Meaning of Employee Counselling Process
The counselling process is a planned, structured dialogue between a counsellor and a client. It is a cooperative process in which a trained professional helps a person called the client to identify sources of difficulties or concerns that he or she is experiencing.
Together they develop ways to deal with and overcome these problems so that person has new skills and increased understanding of themselves and others. The fact that counselling is described as a process, there is the implicit meaning of a progressive movement toward an ultimate conclusion.
Hackney and Cormier (1987) describes the counselling process as a series of steps through which the counsellor and client move as discussed below:
Step 1: Relationship Building
The first step involves building a relationship and focuses on engaging clients to explore issue that directly affect them. The first interview is important because the client is reading the verbal and nonverbal messages and make inferences about the counsellor and the counselling situation.
Step 2: Problem Assessment
While the counsellor and the client are in the process of establishing a relationship, a second process is taking place, i.e. problem assessment. This step involves the collection and classification of information about the client’s life situation and reasons for seeking counselling
Step 3: Goal Setting
Setting goals is very important to the success of counselling. It involves making a commitment to a set of conditions, to a course of action or an outcome.
Step 4: Counselling Intervention
There are different points of view concerning what a good counsellor should do with clients depending on the theoretical positions that the cousellor subscribes to. The counsellor can apply any theoretical approaches and each approach suggests different types of intervention. For example, the person-centred approach suggests that the counsellor gets involved rather than intervenes by placing emphasis on the relationship. The behavioural approach attempts to initiate activities that help clients alter their behaviour.
Step 5: Evaluation, Termination or Referral
For the beginning counsellor, it is difficult to think of terminating the couselling process, as they are more concerned with beginning the counselling process. However, all counselling aims towards successful termination. Terminating the counselling process will have to be conducted with sensitivity with the client knowing that it will have to end.
Stages in Counselling Process
The counselling process has three main stages.
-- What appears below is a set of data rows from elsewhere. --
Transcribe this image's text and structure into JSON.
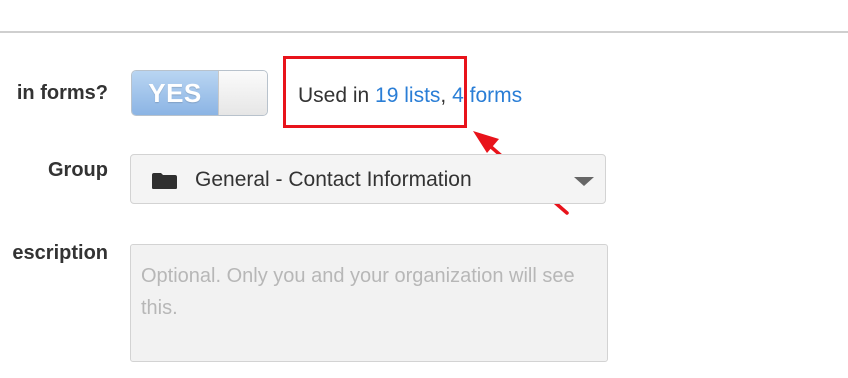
{
  "form": {
    "forms_label": "in forms?",
    "toggle_label": "YES",
    "usage": {
      "prefix": "Used in ",
      "lists_link": "19 lists",
      "separator": ",",
      "forms_link": "4 forms"
    },
    "group_label": "Group",
    "group_value": "General - Contact Information",
    "description_label": "escription",
    "description_placeholder": "Optional. Only you and your organization will see this."
  },
  "colors": {
    "link": "#2a7ed6",
    "toggle_on": "#8bb4e4",
    "annotation": "#e8131b"
  },
  "icons": {
    "folder": "folder-icon",
    "caret": "chevron-down-icon"
  }
}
These are: Exploration Stage; Understanding Stage (middle stage); and Action Stage.
In the exploration stage,
- the counsellor addresses the client’s questions, for example what are my (client’s) problems, issues, concerns and undeveloped opportunities;
- helps the client clarify their current difficulties, problems, issues, concerns and undeveloped opportunities; and
- establishes a relationship with client so that they feel safe enough to explore the issues that they face by identifying and clarifying problem situations, unused opportunities and the key issues calling for change.
To achieve this, the counsellor should:
- Concentrate on the clients agenda;
- Not impose one’s own agenda or try to satisfy one’s own curiosity;
- Stay with the client; and
- Help the client be specific and to focus on core concern.
In the Understanding or middle stage the counsellor seeks to:
- Promote understanding and insights into new perspectives of the problem at hand;
- The client’s questions are addressed to, for example finding out “what do they (client) need or want in place of what they have”;
- The client is assisted to look at the preferred scenario;
- The counsellor reaches a greater depth of understanding with client which helps the client determine what he/she needs or wants; and
- The counsellor helps client determine what he/she needs and wants, provides accurate empathy, works with the here and now (i.e. current situation) , promotes self-disclosure, helps set appropriate goals and is genuine in support.
- The client must feel supported yet challenged to face the difficulties ahead and the counsellor helps the client to get an idea of which direction they should to go.
The Action Stage
The aim of action stage is for the client to develop a realistic set of choices and Make decisions and formulate an action plan. The counsellor assists the client implement the chosen plan and uses different decision making strategies and problem solving techniques.
It is important to understand that the counselling process is not a linear one, that is, it does not necessarily follow these stages in order. The counsellor needs to be aware of which stage the client is at, and when it is appropriate to facilitate moving the client to the next stage. This decision is the client’s; the counsellor offers guidance but does not make the decisions.